Florbela Espanca é uma das minhas poetas preferidas - autora do começo do século XX, é dona de uma poética provocante (ainda mais se pensarmos o que significava ser mulher e escritora nessa época). Um filme sobre a escritora seria uma homenagem mais que merecida - no entanto, há tempos não via algo tão ruim nas telas. Como diria nosso poeta Bandeira, é a vida que poderia ter sido - e não foi. Tudo o que Florbela representou em vida foi estragado, após a sua morte, nesta obra pífia.

Feminismo

O amor dum homem? - Terra tão pisada! 
Gota de chuva ao vento baloiçada... 
Um homem? - Quando eu sonho o amor dum deus!... 
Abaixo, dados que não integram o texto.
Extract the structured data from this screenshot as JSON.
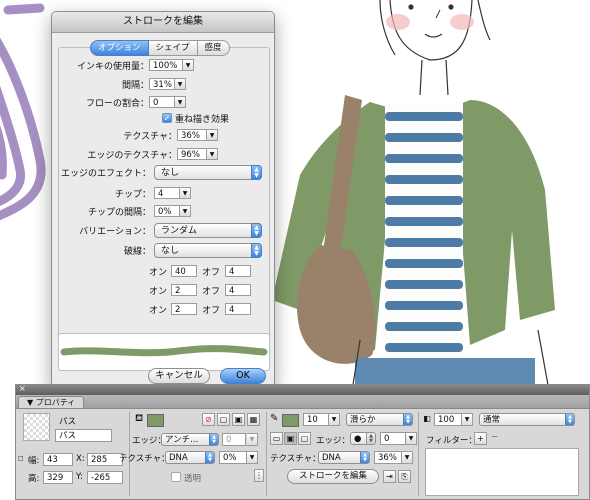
{
  "dialog": {
    "title": "ストロークを編集",
    "tabs": [
      {
        "label": "オプション",
        "active": true
      },
      {
        "label": "シェイプ",
        "active": false
      },
      {
        "label": "感度",
        "active": false
      }
    ],
    "ink_usage": {
      "label": "インキの使用量：",
      "value": "100%"
    },
    "spacing": {
      "label": "間隔：",
      "value": "31%"
    },
    "flow": {
      "label": "フローの割合：",
      "value": "0"
    },
    "overprint": {
      "label": "重ね描き効果",
      "checked": true
    },
    "texture": {
      "label": "テクスチャ：",
      "value": "36%"
    },
    "edge_texture": {
      "label": "エッジのテクスチャ：",
      "value": "96%"
    },
    "edge_effect": {
      "label": "エッジのエフェクト：",
      "value": "なし"
    },
    "tips": {
      "label": "チップ：",
      "value": "4"
    },
    "tip_spacing": {
      "label": "チップの間隔：",
      "value": "0%"
    },
    "variation": {
      "label": "バリエーション：",
      "value": "ランダム"
    },
    "dash": {
      "label": "破線：",
      "value": "なし"
    },
    "dash_rows": [
      {
        "on_label": "オン",
        "on": "40",
        "off_label": "オフ",
        "off": "4"
      },
      {
        "on_label": "オン",
        "on": "2",
        "off_label": "オフ",
        "off": "4"
      },
      {
        "on_label": "オン",
        "on": "2",
        "off_label": "オフ",
        "off": "4"
      }
    ],
    "cancel_label": "キャンセル",
    "ok_label": "OK"
  },
  "properties": {
    "tab_label": "プロパティ",
    "object": {
      "type": "パス",
      "name": "パス"
    },
    "geometry": {
      "w_label": "幅:",
      "w": "43",
      "x_label": "X:",
      "x": "285",
      "h_label": "高:",
      "h": "329",
      "y_label": "Y:",
      "y": "-265"
    },
    "fill": {
      "color": "#7f9a66",
      "edge_label": "エッジ：",
      "edge_value": "アンチ...",
      "edge_amount": "0",
      "texture_label": "テクスチャ：",
      "texture_value": "DNA",
      "texture_amount": "0%",
      "transparent_label": "透明"
    },
    "stroke": {
      "color": "#7f9a66",
      "size": "10",
      "category": "滑らか",
      "edge_label": "エッジ：",
      "edge_amount": "0",
      "texture_label": "テクスチャ：",
      "texture_value": "DNA",
      "texture_amount": "36%",
      "edit_stroke_label": "ストロークを編集"
    },
    "effects": {
      "opacity": "100",
      "blend_mode": "通常",
      "filter_label": "フィルター："
    }
  },
  "colors": {
    "accent": "#3d84dd",
    "jacket": "#7f9a66",
    "stripes": "#4e7ba6",
    "bag": "#9a8169",
    "lavender": "#a68fc2"
  }
}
Como pode ser visto nos versos acima, Florbela, apesar dos muitos versos românticos escritos, sabe questionar o amor platônico como ninguém. Sua coragem, zombaria em relação ao sexo oposto é interpretado, no filme, por meio de uma personagem rasa. Feminismo é superficialmente visto como lesbianismo, adultério e amigos intelectuais boêmios. O foco da obra é o que a poetisa faz com seu corpo, e não com a sua mente.

Fotografia

Passam no teu olhar nobres cortejos, 
Frotas, pendões ao vento sobranceiros, 
Lindos versos de antigos romanceiros, 

Céus do Oriente, em brasa, como beijos,
[...]
E ao sentir-se tão grande, ao ver-te assim, 
Amor, julgo trazer dentro de mim 

Um pedaço da terra portuguesa! 

Florbela sabia criar imagens poéticas quase fotográficas. Ao ler os versos acima, é difícil não imaginar cenas de Portugal ao longo dos tempos. No filme, nada desta poética do olhar foi aproveitada - a fotografia é feia e, quando tenta ser bonita, é tosca. O diretor se arrisca a criar cenas supostamente metafóricas, mas que se baseiam em lógicas óbvias. Insulta o raciocínio do espectador.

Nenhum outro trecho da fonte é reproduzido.